Recent studies from Johns Hopkins University showed that Psilocybin use could be safe for medical use and treat addiction to substance abuse such as alcohol or cocaine. In addition, addiction treatment can achieve sober living, where hallucinogenic mushrooms have shown efficacy as one possible solution for drug rehab.
In the United States, over half of those who reported using hallucinogens in their lifetime said they had also used them in some instances in the last year. In addition, some people consuming mushrooms may use other substances, such as marijuana.
Using psilocybin with other recreational drugs can be extremely dangerous, making mushroom addiction more likely.
Are Magic Mushrooms a gateway drug?
Most often, psychedelic mushrooms are not considered a gateway drug; mushroom addiction is rare. Instead, sober living is the best kind of life, which drug rehab and addiction treatment can help.
Several think gateway drugs are the first substance before potentially moving on to more potent drugs. It is much more likely that marijuana, alcohol or nicotine would be gateway drugs, leading to the use of magic mushrooms.
Although a discussion is continuing on the possibility of putting mushrooms in this category, mushrooms have not been widely considered addictive.

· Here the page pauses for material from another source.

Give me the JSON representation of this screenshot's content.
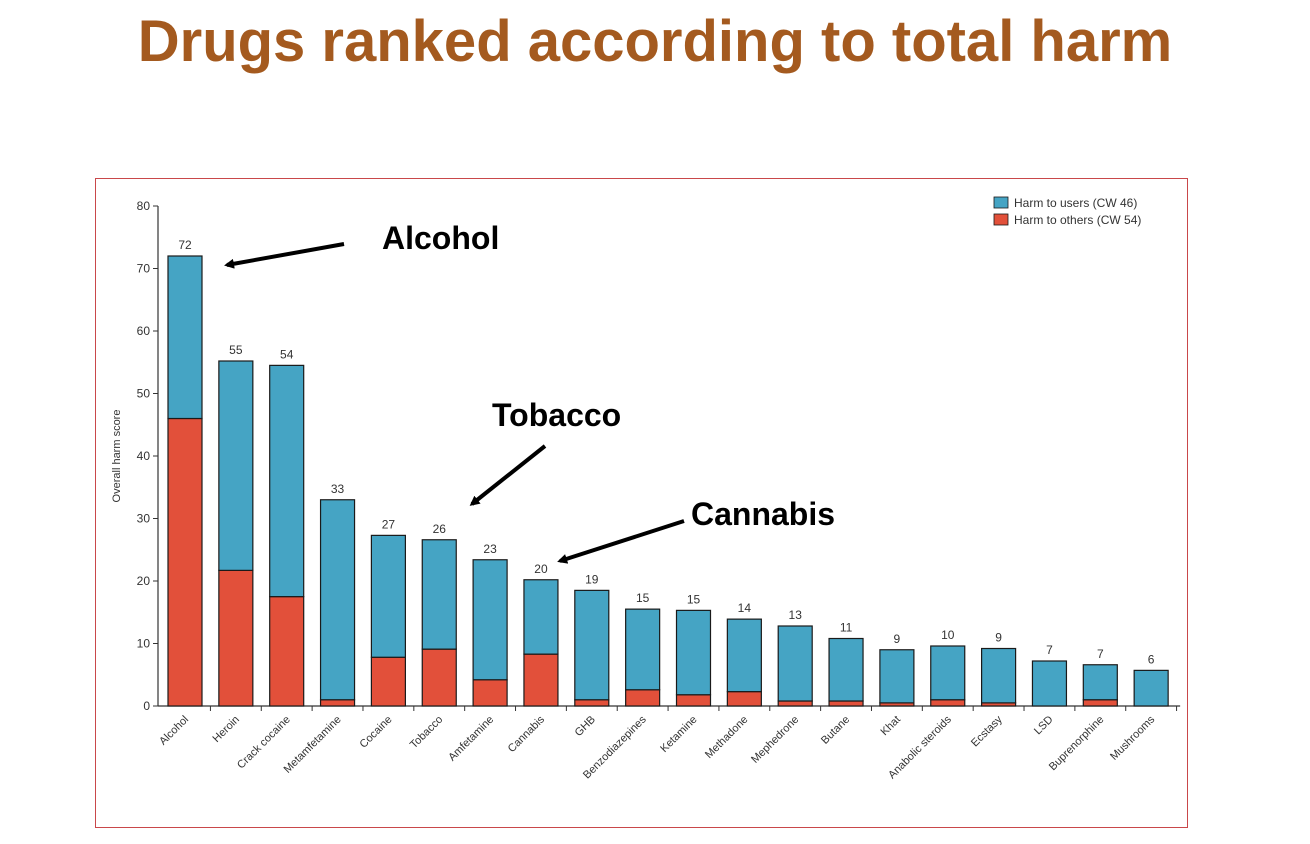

In addition, arguments for using psilocybin mushrooms are often based on a misunderstanding of the potential risks of these chemicals to older patients, who may experience different side effects based on their physical health.
Most young adults don’t think of drug addiction as a possible result when they consume a drug. Instead, study participants use psychedelic drugs such as psilocybin mushrooms to identify the side effects on mental health.
Is Microdosing Addictive?
Because of the low dose, would microdosing be addictive? Most research indicates that you would not become dependent unless it were through habit rather than chemical effects.
Dangers of Abusing Psilocybin Mushrooms
Many claim that mushrooms are entirely harmless, although they do not always prove the truth. While it is often hard to overdose on this drug, ingesting mushrooms poses associated risks. The most common danger of psilocybin mushrooms is a bad trip.
With no substantial physiological dependence associated with psilocybin, withdrawal is unlikely, though it may take some days for the person to feel normal. However, you may experience lingering ill effects from mushrooms. Artificial methods cannot control the production of mushrooms in the laboratory because the amounts in their soil can be uncontrolled and unsupervised.
Addiction Potential vs Other Drugs
Like many dissociative drugs, mushroom use and its psychedelic effects can lead to addiction. Fortunately, other illegal drugs and alcohol are more likely to lead to substance use disorder. Addiction treatment is available, which may be covered by your insurance benefits. Please consult a medical professional, as sober living is advantageous.